What part are you targeting? Yes, this is where it's generally easier to use the SRL LUT, and where I can eat some crow. That being said, I think you can still build something smaller like so:
1) Create a 1Kx1 RAM with the output registers on(for performance)
2) Create a free-running 10 bit counter that powers up to 1(basically have your asynchronous clear reset it to this value.) This will be your write pointer, and your shift register will always write to this value. So the writes will occur like so:
SR bit : Memory Location
0 : 1
1 : 2
2 : 3
3 : 4
4 : 5
etc
3) Whatever tap you want to pull off will be your read address. So if you tap address 4, it will take one cycle to access the memory, and what was in that location(data bit 3) will have been shifted once, i.e. it will now be the 4th bit.
4) You may need to have a bypass register that is always being written to. It is only read if your tap value is 1.

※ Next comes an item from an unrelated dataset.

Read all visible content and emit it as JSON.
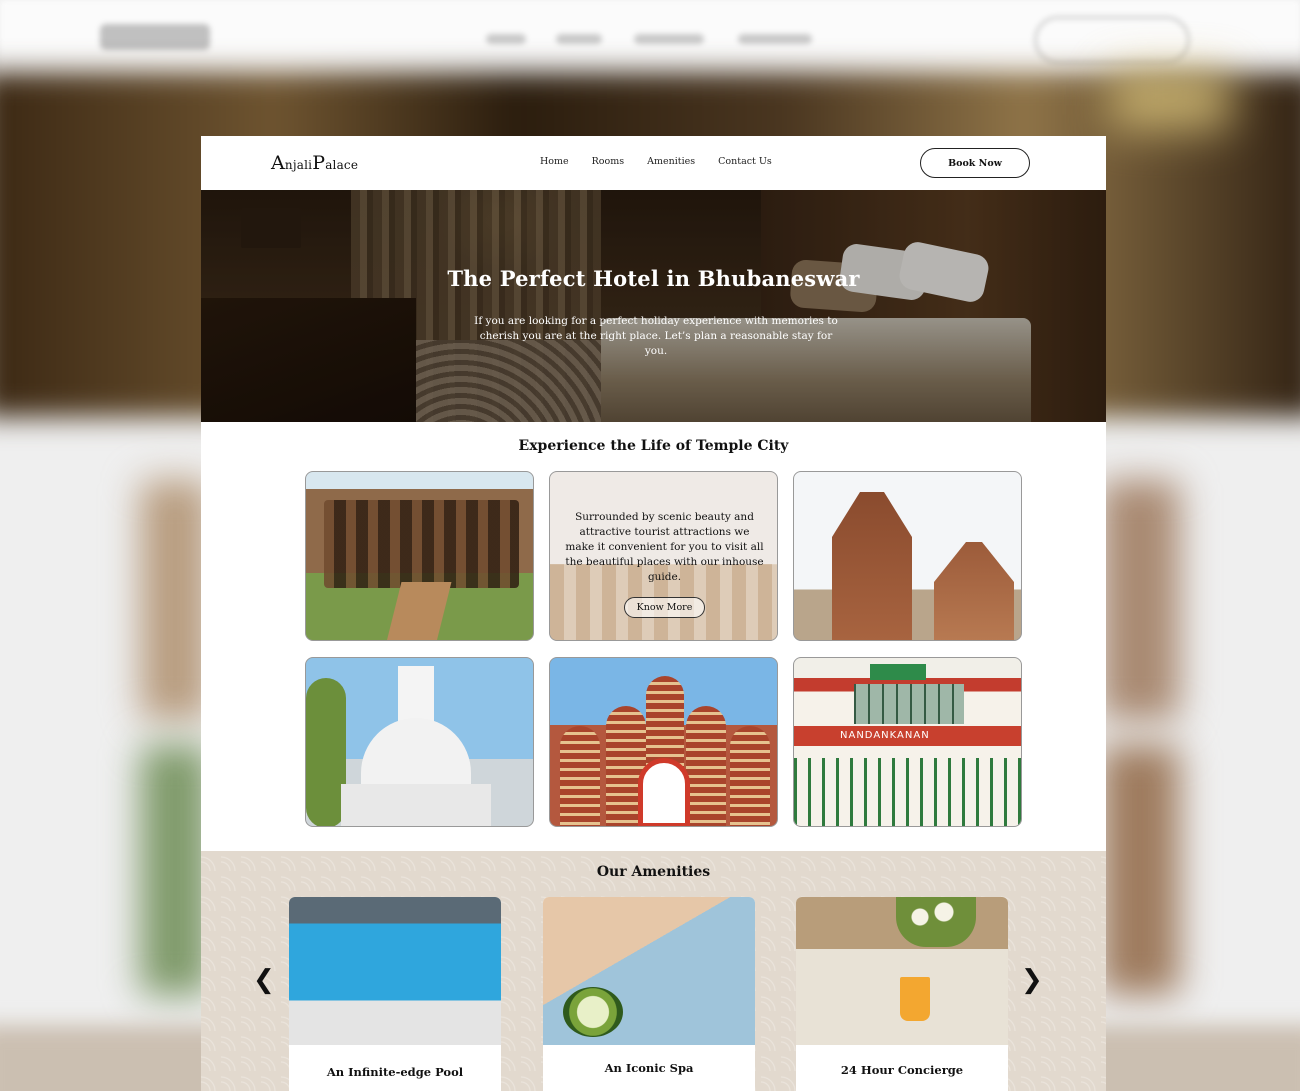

5) Finally, this is without the memory output registered, whcih will be slightly slower since memory accesses are slower. I don't know what device, speed grade, and logic this SR is feeding, so I don't know if this is necessary for 250MHz performance. If it is, then edit the memory, turn on the output registers, and change your write pointer to begin writing at memory location 2. You will then need two bypass registers, for when you tap 1 and 2.
You'll probably want to throw down a quick simulation, as this is off the top of my head and I may be off on something. Hopefully the whole thing doesn't take more than an hour to code up and simulate. The net result is that it should take ~12 logic cells and a memory(assuming your tap select is already encoded).